Hambourg: Procès du Révolutionnaire Musa Asoglu

Hier, a commencé devant le tribunal régional de Hambourg en vertu de l’article 129b, du révolutionnaire Musa Asoglu, supposé leader du DHKP-C (Parti-Front révolutionnaire de libération du peuple) par la Turquie. Le DHKP-C mène en Turquie une lutte armée, anti-impérialiste pour une Turquie de tous les peuples, vraiment indépendante, socialiste.

Une petite délégation de Jugendwiderstand s’est rendue , accompagnée par des sympathisants locaux, au prélude du procès et au rassemblement de solidarité devant la cour. Environ 120 personnes ont participé au rassemblement et ont montré que Musa Asoglu n’est pas seul, grâce à une mer de drapeaux rouges et de chants.

Le procès contre Musa a démarré avec la lecture de l’acte d’accusation, après que 50 camarades aient rempli la salle d’audience de slogans bruyants. Dans cet acte, Musa est accusé de toutes sortes de tâches organisationnelles, de l’inspection des stocks d’armes, à la modération et la présentation de cadeaux lors des mariages de sympathisants. Il aurait également ordonné l’attaque menée par le martyr Alisan Sanli contre l’ambassade des États-Unis à Istanbul, et menacé des espions turcs de leur tirer à la tête.

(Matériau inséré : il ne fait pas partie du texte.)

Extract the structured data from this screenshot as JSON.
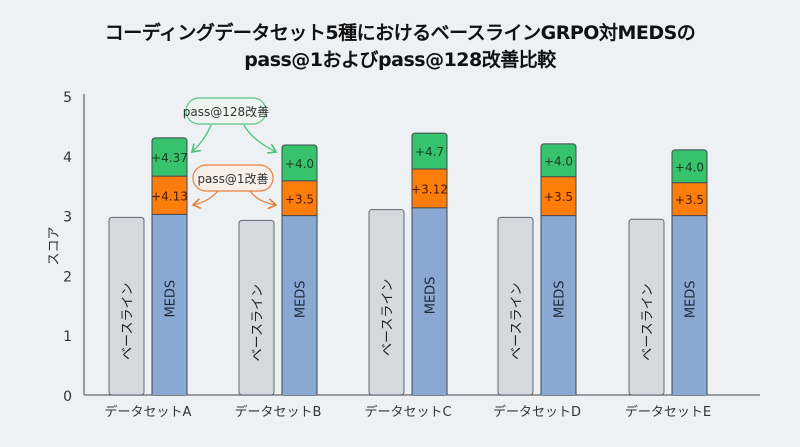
{
  "chart_data": {
    "type": "bar",
    "title": "コーディングデータセット5種におけるベースラインGRPO対MEDSの",
    "subtitle": "pass@1およびpass@128改善比較",
    "xlabel": "",
    "ylabel": "スコア",
    "ylim": [
      0,
      5
    ],
    "yticks": [
      "0",
      "1",
      "2",
      "3",
      "4",
      "5"
    ],
    "grid": false,
    "categories": [
      "データセットA",
      "データセットB",
      "データセットC",
      "データセットD",
      "データセットE"
    ],
    "series": [
      {
        "name": "ベースライン",
        "color": "#d3d9df",
        "values": [
          2.97,
          2.92,
          3.1,
          2.97,
          2.94
        ]
      },
      {
        "name": "MEDS",
        "color": "#8aa9d2",
        "values": [
          3.02,
          3.0,
          3.13,
          3.0,
          3.0
        ]
      },
      {
        "name": "pass@1改善",
        "color": "#fd7d0a",
        "top": [
          3.66,
          3.58,
          3.78,
          3.65,
          3.55
        ],
        "labels": [
          "+4.13",
          "+3.5",
          "+3.12",
          "+3.5",
          "+3.5"
        ]
      },
      {
        "name": "pass@128改善",
        "color": "#37c26c",
        "top": [
          4.3,
          4.18,
          4.38,
          4.2,
          4.1
        ],
        "labels": [
          "+4.37",
          "+4.0",
          "+4.7",
          "+4.0",
          "+4.0"
        ]
      }
    ],
    "annotations": [
      {
        "text": "pass@128改善",
        "color": "#37c26c"
      },
      {
        "text": "pass@1改善",
        "color": "#e5823a"
      }
    ]
  },
  "bar_labels": {
    "baseline": "ベースライン",
    "meds": "MEDS"
  }
}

Musa Asoglu ne s’est pas montré impressionné, ni brisé, par ces accusations, malgré son emprisonnement et est resté silencieux sur toutes les allégations en ce jour de procès. Encore et encore, il souriait gaiement et chaleureusement dans l’auditoire. Ses avocats ont demandé que la procédure soir arrêtée pour vice de procédure, étant donné que l’état turc ait opéré une arrestation « terroriste » et arbitraire, ainsi qu’à des purges, et de la torture, sans pouvoir justifier le recours au 129b.

Ainsi a pris fin le premier jour du procès, comme il avait commencé: aux bruits des slogans “liberté pour Musa Asoglu!” et “USA – centrale internationale génocidaire!”. Puis, le rassemblement devant le tribunal a continué pendant une courte période et s’est poursuivi par un repas au Centre International B5. Plus tard cette nuit-là, 5 autres membres de Dev-Genc (Jeunes révolutionnaires) ont été brutalement arrêtés en raison de leur participation au rassemblement de solidarité à l’extérieur de la prison, et libérés tard dans la nuit.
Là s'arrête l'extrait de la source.